A caatinga para o canavial

[EcoDebate] A produção açucareira ocupou um lugar central durante a colonização do Brasil. Seu processo produtivo mereceu destaque nas clássicas obras de Caio Prado Júnior (1956) e Celso Furtado (1968), que ofertaram um esforço de interpretação do Brasil, como também no trabalho de Francisco Oliveira (1977), na explicação da ação do Estado na Região Nordeste do Brasil e sobre o papel das elites regionais, dentre elas, a açucareira, na manutenção da estrutura produtiva, socioeconômica e de poder. A “cultura do açúcar” representou mais que uma base da economia colonial nos séculos XVI e XVII, produziu uma espacialidade específica nas regiões em que se impôs como atividade principal. A atividade açucareira estruturou relações de produção, de trabalho e um modo particular de vida, especialmente na zona da mata nordestina, como destacaram Gilberto Freyre (1958) e Manuel Correia de Andrade (1964).

A despeito das crises econômicas e das relações conflituosas com o patrocínio estatal, produto das composições de poder que se estabeleceram com o advento da República no Brasil, a atividade açucareira adquiriu novo impulso com o Proálcool, implantado no país durante a ditadura militar. É nesse cenário que Mônica Dias Martins identifica, na obra Açúcar no sertão: a ofensiva capitalista no nordeste do Brasil, o avanço da modernização no Vale do Rio Curu, no norte cearense, por meio da produção sucroalcooleira, estruturada em bases monopolistas e centrada na grande propriedade fundiária, que se alimenta da expropriação da terra e da exploração do trabalho, via assalariamento. Esses elementos são fulcrais na análise de José de Souza Martins (1979, 1981) e Ariovaldo Umbelino de Oliveira (1986) acerca da penetração capitalista no espaço rural brasileiro.

As interpretações sobre as investidas das forças capitalistas no campo brasileiro sob os preceitos da teoria marxista adquiriram posição de ortodoxia.

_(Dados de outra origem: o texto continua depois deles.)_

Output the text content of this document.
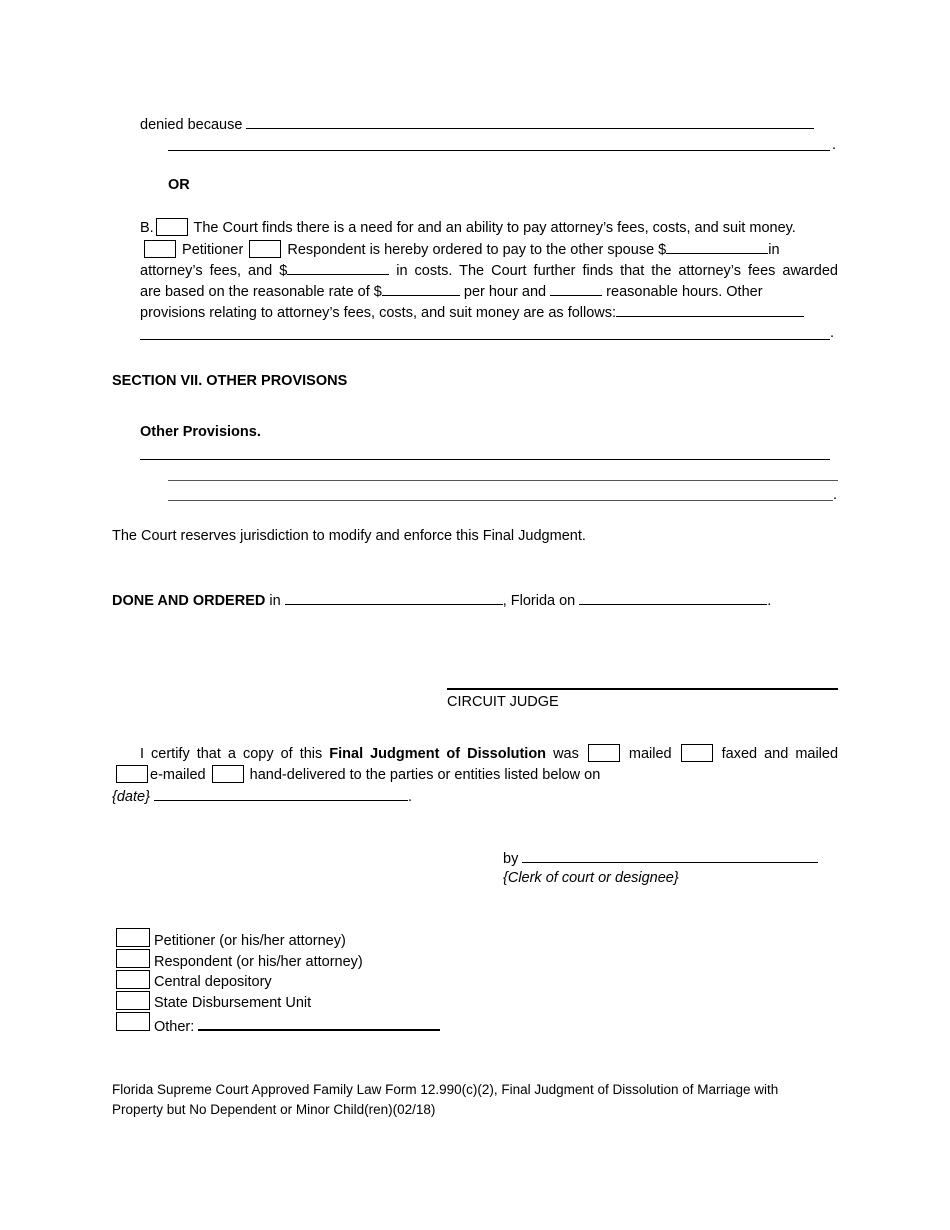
denied because
.
OR
B.	The Court finds there is a need for and an ability to pay attorney’s fees, costs, and suit money.
Petitioner	Respondent is hereby ordered to pay to the other spouse $	in
attorney’s fees, and $	in costs. The Court further finds that the attorney’s fees awarded
are based on the reasonable rate of $	per hour and	reasonable hours. Other
provisions relating to attorney’s fees, costs, and suit money are as follows:
.
SECTION VII. OTHER PROVISONS
Other Provisions.
.
The Court reserves jurisdiction to modify and enforce this Final Judgment.
DONE AND ORDERED in	, Florida on	.
CIRCUIT JUDGE
I certify that a copy of this Final Judgment of Dissolution was	mailed	faxed and mailed
e-mailed	hand-delivered to the parties or entities listed below on
{date}	.
by
{Clerk of court or designee}
Petitioner (or his/her attorney)
Respondent (or his/her attorney)
Central depository
State Disbursement Unit
Other:
Florida Supreme Court Approved Family Law Form 12.990(c)(2), Final Judgment of Dissolution of Marriage with Property but No Dependent or Minor Child(ren)(02/18)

No caso do Nordeste, cristalizou-se o entendimento do Estado como patrocinador da ordem capitalista, cujos princípios e lógica que orientam suas políticas e ações objetivam a inserção regional nos moldes da acumulação ampliada do capital, promovendo transformações espaciais e reproduzindo relações capitalistas de produção. Os propósitos e olhares do Estado estiveram voltados para a ideologia do desenvolvimento, como vocação intrínseca das formações nacional-territoriais. Conforme asseverou Milton Santos (1979), em uma obra que reúne suas críticas às teorias do desenvolvimento regional, nenhum país assumiu de forma tão vigorosa as concepções de François Perroux (1963) como o Brasil.

Desenvolvimento, integração nacional, correção das desigualdades regionais e modernização foram bandeiras ativas no cenário discursivo que justificou a intervenção governamental desde a década de 1950, centrada nos pilares do nacional-desenvolvimentismo e na concepção de desenvolvimento regional, sob a égide do industrialismo. Esse é o contexto inaugural da obra em que Mônica Dias Martins tece e narra os caminhos da modernização agrária no Vale do Curu. O estudo de caso analisado pela autora é produto do seu percurso de doutoramento, defendido no Departamento de Ciências Sociais da Universidade Federal do Ceará.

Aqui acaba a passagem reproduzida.